Chronique

Florian Pellissier Quintet

Bijou Voyou Caillou

Christophe Panzani (ts, ss), Yoann Loustalot (tp, bugle), Florian Pellissier (p), Yoni Zelnik (b), David Georgelet (dms) + Roger Raspail (perc), Erwan Loeffel (perc), Arthur H (voc), Anthony Joseph (voc)

Label / Distribution : Heavenly Sweetness

C’est agréable, cela devient une sorte de rendez-vous. Depuis 2012 nous arrivent à échéance régulière les disques du quintet de Florian Pellissier, avec leurs visuels noirs et bleus sur fond blanc, pour ceux du moins qui sont impeccablement packagés par le label Heavenly Sweetness. Ils affluent, donc, comme autant de promesses d’un beau moment de jazz durant lequel le curseur se déplace, entre classicisme et modernité, entre swing et groove, entre surprises et refuges identifiés. Après Le diable et son train, Biches Bleues, Cap de Bonne Espérance et Lost Myself, un disque en collaboration avec la chanteuse Shola Adisa-Farrar , voici Bijou voyou caillou, où l’on retrouve ce son d’ensemble qui nous est désormais familier, descendant des grands frères américains mais délicieusement parfumé aux essences d’aujourd’hui. C’est assez inexplicable mais c’est ainsi, ce quintet est l’un des nôtres, d’ici et de maintenant, mais il sonne un peu comme ceux d’avant et de là-bas, ce que l’on adore.
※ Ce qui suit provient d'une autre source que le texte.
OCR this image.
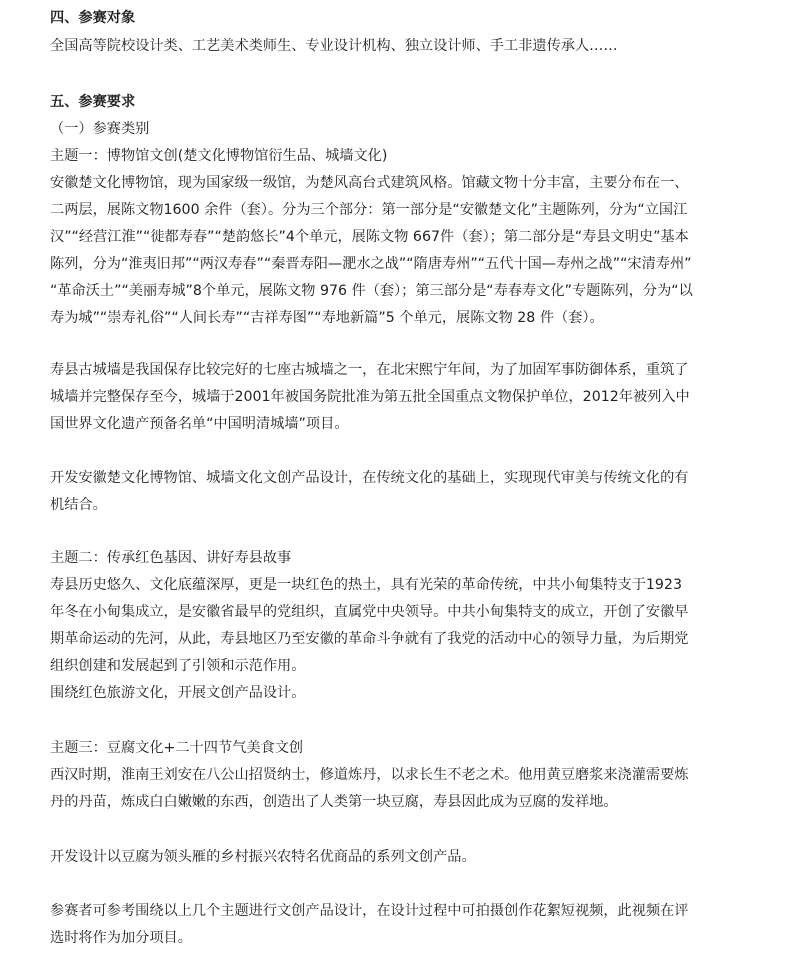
四、参赛对象
全国高等院校设计类、工艺美术类师生、专业设计机构、独立设计师、手工非遗传承人……
五、参赛要求
（一）参赛类别
主题一：博物馆文创(楚文化博物馆衍生品、城墙文化)
安徽楚文化博物馆，现为国家级一级馆，为楚风高台式建筑风格。馆藏文物十分丰富，主要分布在一、
二两层，展陈文物1600 余件（套）。分为三个部分：第一部分是“安徽楚文化”主题陈列，分为“立国江
汉”“经营江淮”“徙都寿春”“楚韵悠长”4个单元，展陈文物 667件（套）；第二部分是“寿县文明史”基本
陈列，分为“淮夷旧邦”“两汉寿春”“秦晋寿阳—淝水之战”“隋唐寿州”“五代十国—寿州之战”“宋清寿州”
“革命沃土”“美丽寿城”8个单元，展陈文物 976 件（套）；第三部分是“寿春寿文化”专题陈列，分为“以
寿为城”“崇寿礼俗”“人间长寿”“吉祥寿图”“寿地新篇”5 个单元，展陈文物 28 件（套）。
寿县古城墙是我国保存比较完好的七座古城墙之一，在北宋熙宁年间，为了加固军事防御体系，重筑了
城墙并完整保存至今，城墙于2001年被国务院批准为第五批全国重点文物保护单位，2012年被列入中
国世界文化遗产预备名单“中国明清城墙”项目。
开发安徽楚文化博物馆、城墙文化文创产品设计，在传统文化的基础上，实现现代审美与传统文化的有
机结合。
主题二：传承红色基因、讲好寿县故事
寿县历史悠久、文化底蕴深厚，更是一块红色的热土，具有光荣的革命传统，中共小甸集特支于1923
年冬在小甸集成立，是安徽省最早的党组织，直属党中央领导。中共小甸集特支的成立，开创了安徽早
期革命运动的先河，从此，寿县地区乃至安徽的革命斗争就有了我党的活动中心的领导力量，为后期党
组织创建和发展起到了引领和示范作用。
围绕红色旅游文化，开展文创产品设计。
主题三：豆腐文化+二十四节气美食文创
西汉时期，淮南王刘安在八公山招贤纳士，修道炼丹，以求长生不老之术。他用黄豆磨浆来浇灌需要炼
丹的丹苗，炼成白白嫩嫩的东西，创造出了人类第一块豆腐，寿县因此成为豆腐的发祥地。
开发设计以豆腐为领头雁的乡村振兴农特名优商品的系列文创产品。
参赛者可参考围绕以上几个主题进行文创产品设计，在设计过程中可拍摄创作花絮短视频，此视频在评
选时将作为加分项目。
Il y a donc dans ce disque quelques épisodes où se rappellent à notre bon souvenir les bienfaits des canons du hard bop quand il swinguait avec puissance ou s’adoucissait au contact de la soul. Ainsi, à plusieurs reprises, le quintet fait fructifier son héritage, comme sur « Espions », une composition dans l’esprit de Wayne Shorter ou tout est lyrique et dansant – à commencer par le magnifique solo de soprano de l’excellent Christophe Panzani - ou comme sur « Coup de foudre à Thessalonique », plutôt cette fois dans l’esprit des grooves légers que pouvaient proposer Lee Morgan ou Horace Silver. Autour de ce thème porteur d’une délicieuse nostalgie avec ses accords en 8 mm, Yoann Loustalot prend un solo de bugle très chantant, avec sa sonorité ouatée. On rangera aussi au rayon des regards dans le rétro une version, ramassée mais pleine de surprises, de « Colchiques dans les prés », durant laquelle Yoni Zelnik prend un solo qui fait honneur à sa sonorité magnifique, avant qu’une explosion de phrases entremêlées n’emporte le morceau vers son aboutissement.

D’autres morceaux, et notamment ceux sur lesquels figurent les invités, conservent au fond cet ADN mais y greffent ces petits « autre chose » qui confèrent à cet album un charme singulier. On citera en premier lieu, parce qu’elle est absolument irrésistible, la rencontre du quintet avec Arthur H. Une pièce en deux actes, où le groupe joue dans un premier temps une musique ajustée avec la précision d’un joaillier sur laquelle le chanteur laisse libre cours à sa poésie surréaliste, porté par un piano aérien et de subtiles ponctuations des instruments à vent. C’est ensuite le quintet qui embarque Arthur H sur ses terres, et le chanteur se fait un malin plaisir de donner la réplique, et évolue avec aisance en vocalises entre les grappes de notes du piano et les volutes du bugle. Un instant inattendu qui s’évapore dans une fin hallucinée où la machine s’emballe brièvement, avant une ultime suspension.

La présence sur quatre plages des percussionnistes Erwan Loeffel et Roger Raspail offre à la musique du quintet de belles perspectives, et ce dès les deux premiers titres, « Fuck With The Police » (un morceau remarquable qui met en lumière les talents de solistes des musiciens comme l’efficacité de la section rythmique, avec un David Georgelet très inspiré) et « South Beach » (plus intense), qui marquent un nouveau jalon pour le groupe en proposant une version augmentée du quintet, pourvoyeuse de nouvelles vibrations sans marquer de rupture avec ce que nous savions déjà de lui . Le phénomène s’intensifie en revanche considérablement lorsqu’à cette équipe s’ajoute le slammeur Anthony Joseph. Sa présence et son slam engagé modifient le chromatisme du groupe, contribuant à l’épaississement des rythmes, jusqu’à la transe.

Il faut saluer l’opiniâtreté de Florian Pellissier qui nous offre ici un cinquième disque (c’est assez rare pour être souligné) avec un effectif inchangé. Ce n’est pas un hasard si la musique paraît si évidente. Le quintet tourne comme une horloge bien réglée et cela impacte positivement la clarté des développements, l’énergie collective et les qualités individuelles. Ce qui fait qu’on ne saurait que trop recommander ce petit bijou. Voyou. Caillou.